Au Maroc, le Bureau central des investigations judiciaires (BCIJ) a démantelé le lundi 3 octobre un vaste réseau terroriste composé de dix femmes liées à Daech. Une opération qui a permis la saisie, chez l’une des mises en cause, de produits chimiques susceptibles d'être utilisés dans la fabrication d’explosifs.
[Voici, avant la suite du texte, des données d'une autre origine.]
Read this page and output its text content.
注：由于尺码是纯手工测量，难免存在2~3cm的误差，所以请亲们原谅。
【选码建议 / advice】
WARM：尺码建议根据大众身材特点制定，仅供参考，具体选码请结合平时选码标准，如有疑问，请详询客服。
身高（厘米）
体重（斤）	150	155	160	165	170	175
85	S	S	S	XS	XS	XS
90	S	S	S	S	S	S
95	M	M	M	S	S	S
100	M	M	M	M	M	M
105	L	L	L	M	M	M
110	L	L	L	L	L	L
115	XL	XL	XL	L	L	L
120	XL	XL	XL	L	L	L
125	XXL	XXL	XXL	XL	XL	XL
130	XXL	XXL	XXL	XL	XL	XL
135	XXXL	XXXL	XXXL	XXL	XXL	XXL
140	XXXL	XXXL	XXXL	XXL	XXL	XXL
Car selon les autorités marocaines, ces femmes combattantes voulaient mener des opérations-suicide contre des installations sensibles au Maroc.

En Irak et en Syrie, les femmes n'ont pas le droit de combattre

Quel rôle jouent exactement les femmes dans l'organisation Etat islamique? Pour Olivier Hanne, islamologue et co-auteur de L'Etat islamique, anatomie du nouveau califat, "le rôle des femmes s’est accru sur la 'jihâdosphère' en 2015. La plupart agissent depuis la France, mais Daech a organisé des cellules de propagande féminine à Raqqa (capitale autoproclamée de Daech), spécialisées par nationalités", explique l'expert. Sur les réseaux sociaux, les femmes pro-Daech sont très actives, "en particulier sur Twitter mais également sur d’autres plateformes plus propices aux échanges où elles prennent souvent des pseudonymes et ne montrent jamais ouvertement leur visage même quand elles sont en Syrie", ajoute-t-il.
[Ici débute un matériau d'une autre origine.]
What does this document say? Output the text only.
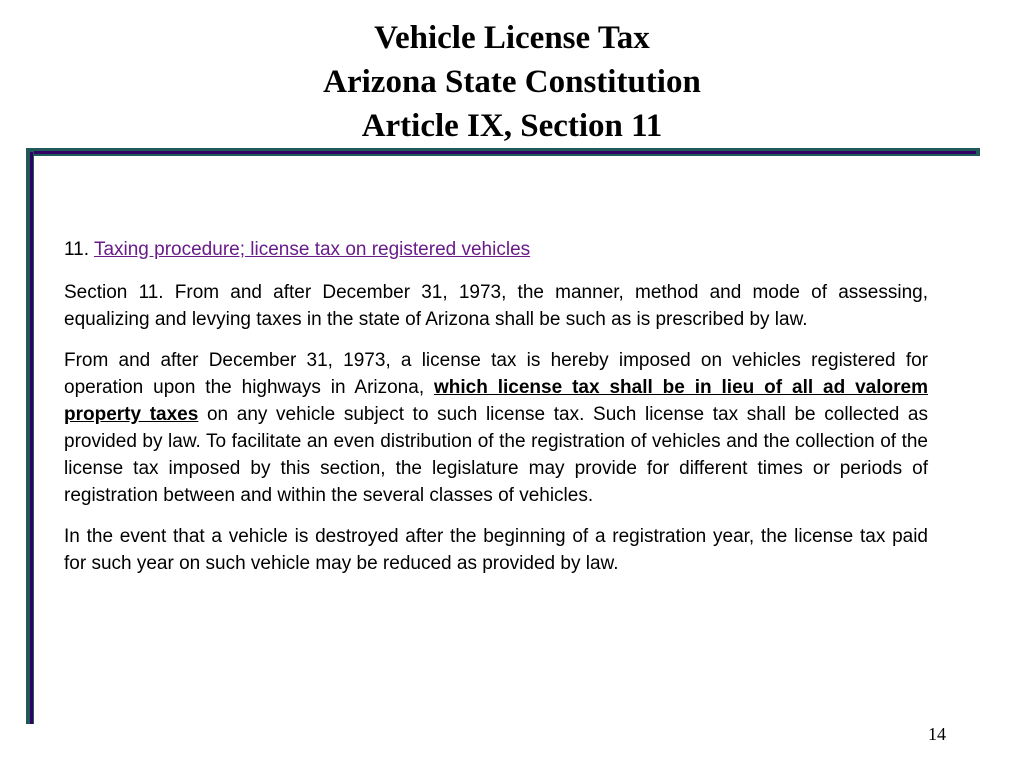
Vehicle License Tax
Arizona State Constitution
Article IX, Section 11

11. Taxing procedure; license tax on registered vehicles

Section 11. From and after December 31, 1973, the manner, method and mode of assessing, equalizing and levying taxes in the state of Arizona shall be such as is prescribed by law.

From and after December 31, 1973, a license tax is hereby imposed on vehicles registered for operation upon the highways in Arizona, which license tax shall be in lieu of all ad valorem property taxes on any vehicle subject to such license tax. Such license tax shall be collected as provided by law. To facilitate an even distribution of the registration of vehicles and the collection of the license tax imposed by this section, the legislature may provide for different times or periods of registration between and within the several classes of vehicles.

In the event that a vehicle is destroyed after the beginning of a registration year, the license tax paid for such year on such vehicle may be reduced as provided by law.

14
En revanche, sur le terrain, dans les territoires contrôlés par Daech en Irak, en Syrie ou encore en Libye, "les femmes n'ont pas le droit de combattre", tient à souligner Wassim Nasr, journaliste et auteur de L'État islamique, le fait accompli. "Elles ont juste le droit de participer à la police de femmes. Par contre, elles ont le droit de s'entraîner pour pouvoir se défendre, arme à la main. C'est la règle, pour le moment".

Vers un changement de tactique?

Pour le moment, car les organisations terroristes ont déjà poussé des femmes à commettre des attentats dans le passé. "A l'époque de Al-Zarqaoui (ancien dirigeant de Al-Qaida en Irak), le groupe terroriste n'a pas hésité à utiliser des femmes kamikazes, comme la première femme kamikaze belge qui s'était fait exploser à Bakouba en Irak en 2005. Idem pour l'Irakienne Sajida al-Rishawi, qui a été exécutée en 2015 en Jordanie alors qu'elle avait tenté, aussi en 2005, de se faire exploser dans un hôtel à Amman", explique Wassim Nasr.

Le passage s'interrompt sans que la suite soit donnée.